Thursday, June 15, 2006

And now for a moment of genuine fucking patriotism:

Jean reminds us all where we came from. It needs to be said, goddamit.

-snip- (go read the intro, it's good)

...There's a difference between the letter of the law and the spirit of the law. Actually, in the work I do, I use those terms almost everyday. So when I talk about how much I like the Constitution, I'm not doing it as someone who thinks the 18th century was just grand. I'm doing it as someone who thinks that while the Framers dropped a lot of balls, they did set up a framework which reasonable people---if they ever get elected---can use as a frame of reference. To anybody that likes throwing around code cites and Common Law vagueries, I recommend a good, solid reading of the Federalist Papers. What you bring away from them will tell you what your real predilictions are, I think. I always read them as a classic illustration of the tension between order and freedom, society and the individual. As we've grown as a nation, our understandings of the Framers' failures has informed our remodeling of the Constitution to reflect the ends of justice that were at its core, even if it those specific ends were disappointed 220 years ago. That's the spirit of the law.
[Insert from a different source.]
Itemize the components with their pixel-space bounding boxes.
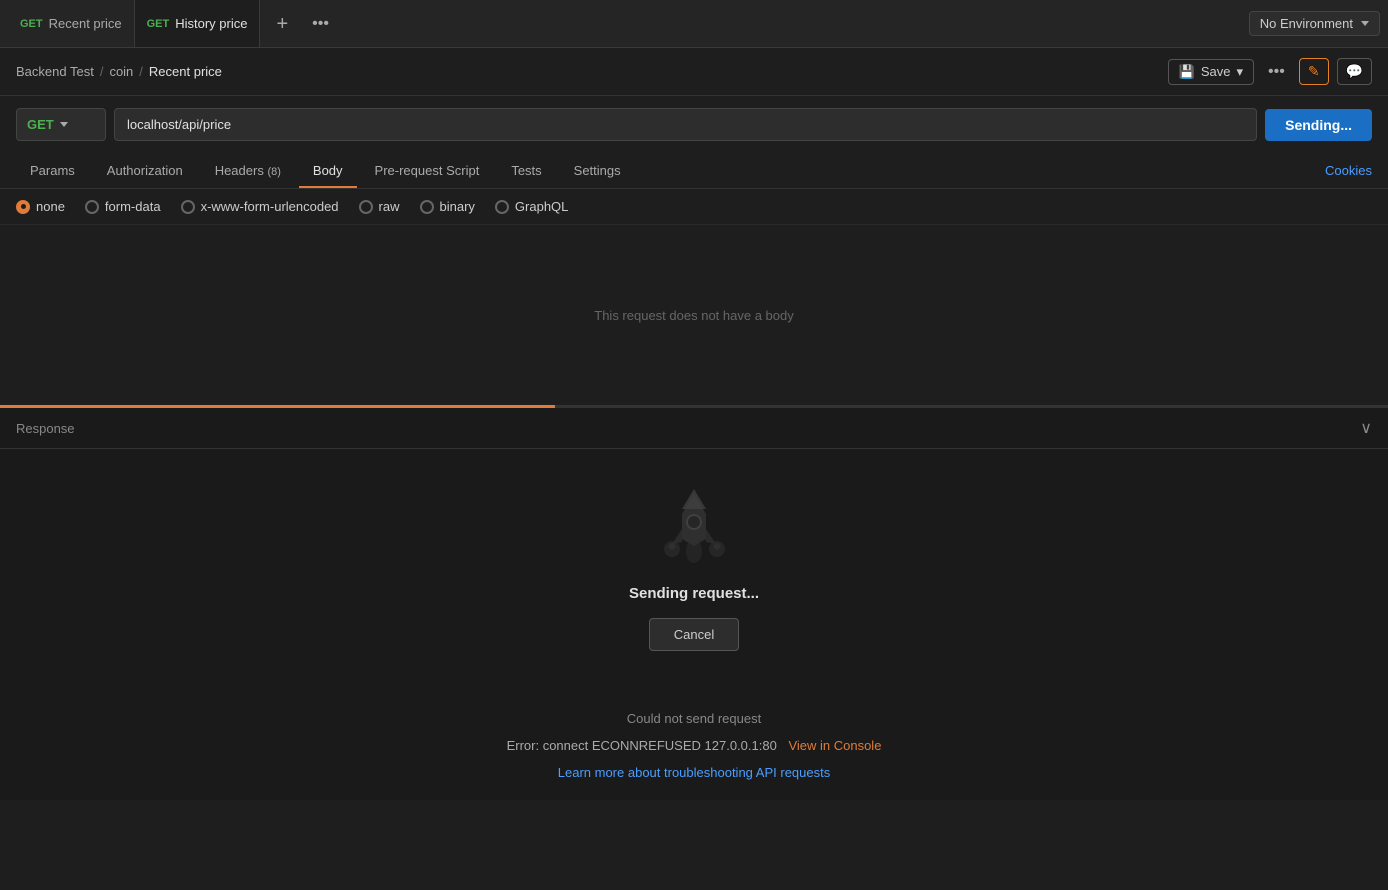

The spirit of the law is this: no matter what exigencies the current regime claims, you are innocent until you are proven guilty beyond a reasonable doubt. You have the right to be safe in your person and possessions. You have the right to walk down the street, travel from state to state, buy toilet paper without proving who you are or what your business is. You have the right not to have your head busted in for saying that you have the right.

In exchange for those rights, you have duties. Well, to steal a line from Jebus, just one, really, the Most Important, as it were.

You have the duty not to piss on anybody else's rights.

I wonder about the mind that is aware of the current state of our union, and thinks that any good will come from opening up more citizens to scrutiny. I wonder about the mind that cannot see the fabulous connection between the power we are willing to cede and the freedom that we have. I wonder about the mind that cannot conceive of being next. I wonder about the mind that is so naive to believe that official contact ever stops with 'an inconvenient phone call.' I wonder about the mind that thinks that the innocent don't particularly care about being watched by the same people that have brought us such thrills and spills as Guantanamo. I'd tell that mind to read some case books, to read the rate at which innocents are convicted, sentenced, and even killed, but I know it wouldn't matter. Self-rightousness has no time for facts, no need for reality.

And Mr. Darrow have mercy on my soul, because I almost...almost want to say that self-righteousness does not deserve the protections that it is so quick to strip from others, especially when it is ready to call the thoughtful, guilty.

But I know history. And I know this:

"I often wonder whether we do not rest our hopes too much upon constitutions, upon laws and upon courts. These are false hopes; believe me, these are false hopes. Liberty lies in the hearts of men and women; when it dies there, no constitution, no law, no court can save it; no constitution, no law, no court can even do much to help it. While it lies there it needs no constitution, no law, no court to save it."